ON HAND: A trip down memory lane

This originally appeared in The Tactile Mind Weekly in Trudy’s ON HAND column.

My heart was pounding with anticipation. Twenty years after I left, I was finally returning to a place that held so many memories for me: Springfield, Illinois.

As I drove, I thought about all the years at Hay-Edwards Elementary School, where I attended until I was nine years old. I thought about how my first grade teacher would sign “no” in the oddest way; and how Mrs. B would cop attitudes on us and force us to give her shoulder massages. I thought about when Mrs. B explained that her new car had cruise control. “Does that mean you can sleep while driving?” a classmate asked in amazement.

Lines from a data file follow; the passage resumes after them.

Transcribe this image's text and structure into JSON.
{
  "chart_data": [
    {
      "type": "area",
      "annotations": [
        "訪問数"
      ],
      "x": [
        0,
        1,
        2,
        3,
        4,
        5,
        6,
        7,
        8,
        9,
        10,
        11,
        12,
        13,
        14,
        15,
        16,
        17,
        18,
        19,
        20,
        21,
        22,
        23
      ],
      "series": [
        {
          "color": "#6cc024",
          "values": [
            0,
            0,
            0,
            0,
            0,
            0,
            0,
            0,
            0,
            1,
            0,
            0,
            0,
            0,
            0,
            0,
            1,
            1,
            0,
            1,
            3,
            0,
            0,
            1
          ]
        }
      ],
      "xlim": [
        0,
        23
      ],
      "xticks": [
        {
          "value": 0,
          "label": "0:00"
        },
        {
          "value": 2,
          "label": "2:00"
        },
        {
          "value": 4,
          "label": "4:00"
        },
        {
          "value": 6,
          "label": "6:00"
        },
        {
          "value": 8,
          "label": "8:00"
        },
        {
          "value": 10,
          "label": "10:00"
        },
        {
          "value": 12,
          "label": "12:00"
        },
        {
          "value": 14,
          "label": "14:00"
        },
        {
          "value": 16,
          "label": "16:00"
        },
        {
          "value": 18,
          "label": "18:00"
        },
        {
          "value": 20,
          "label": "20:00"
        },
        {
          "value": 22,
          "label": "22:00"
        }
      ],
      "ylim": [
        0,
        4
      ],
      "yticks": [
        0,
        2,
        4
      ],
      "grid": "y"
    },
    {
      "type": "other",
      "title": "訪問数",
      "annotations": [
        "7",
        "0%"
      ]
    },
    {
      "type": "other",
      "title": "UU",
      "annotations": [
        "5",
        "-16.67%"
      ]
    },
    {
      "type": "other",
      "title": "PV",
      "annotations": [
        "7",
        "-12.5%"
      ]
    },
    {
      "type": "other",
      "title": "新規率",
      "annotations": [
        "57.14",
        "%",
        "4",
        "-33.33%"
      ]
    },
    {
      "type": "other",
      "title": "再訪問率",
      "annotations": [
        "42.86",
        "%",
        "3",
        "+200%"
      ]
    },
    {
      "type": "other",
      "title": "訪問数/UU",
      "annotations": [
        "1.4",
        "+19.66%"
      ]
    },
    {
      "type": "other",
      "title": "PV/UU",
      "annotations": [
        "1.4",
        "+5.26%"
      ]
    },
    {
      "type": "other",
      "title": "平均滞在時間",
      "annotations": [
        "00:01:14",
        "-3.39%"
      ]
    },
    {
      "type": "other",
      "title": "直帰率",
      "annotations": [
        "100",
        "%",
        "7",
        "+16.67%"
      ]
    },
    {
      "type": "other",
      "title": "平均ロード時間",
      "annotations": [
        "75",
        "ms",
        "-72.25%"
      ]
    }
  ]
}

I thought of my hearing classmates who went out of their way to learn sign language, and how some of them still are very involved with the deaf community today. I remembered practicing speaking, “I hate you,” with my hearing girlfriends over and over so I could break up with Matt in the fourth grade. When I walked up to Matt and spoke the words, he frowned and said, “Huh? What did you say?” I stomped back to my girlfriends, humiliated.

I let out a chuckle as I remembered my second-grade interpreter, a reverend with perfectly manicured nails who was also my parents’ marriage counselor (they divorced–enough said). I was always so embarrassed when he came to my classroom in full reverend attire.

I was curious. Were my classrooms the same? Were there still deaf students at Hay-Edwards? Was the principal’s office, where he often paddled disruptive students with a wooden paddle, still at the end of the building?

As I drove to the school, I was taken aback at how uncanny my memory was. All these years, I had remembered details of the town perfectly–the aquarium store on MacArthur Drive, the bowling alley I learned how to play Donkey Kong and Dig Dug at, and certain landmarks leading to my house.

I pulled up to the school. The building was exactly how I remembered. I stepped out of my jeep, took in a breath of fresh air, and noticed that there was no playground equipment anywhere. Finding this odd, I figured perhaps the playgrounds were moved or being renovated.

When I arrived at the main entrance, my heart dropped. The entrance doors said, STATE OFFICE BUILDINGS. I went inside, and there were no classrooms–only cubicles. I talked with a security guard who seemed thrilled by the fact that I had attended the school. He said the school had been converted about 15 years ago. Yet I could see traces of my years there: the paneling on the doors; the layout of the floors, hallways and rooms; and the smell of the school still lingered.

I walked to my jeep, saddened that my formative years in deaf education seemed to have vanished. Then I reminded myself that these years had very much left a mark upon me, and that my memories were precious. I left, feeling content.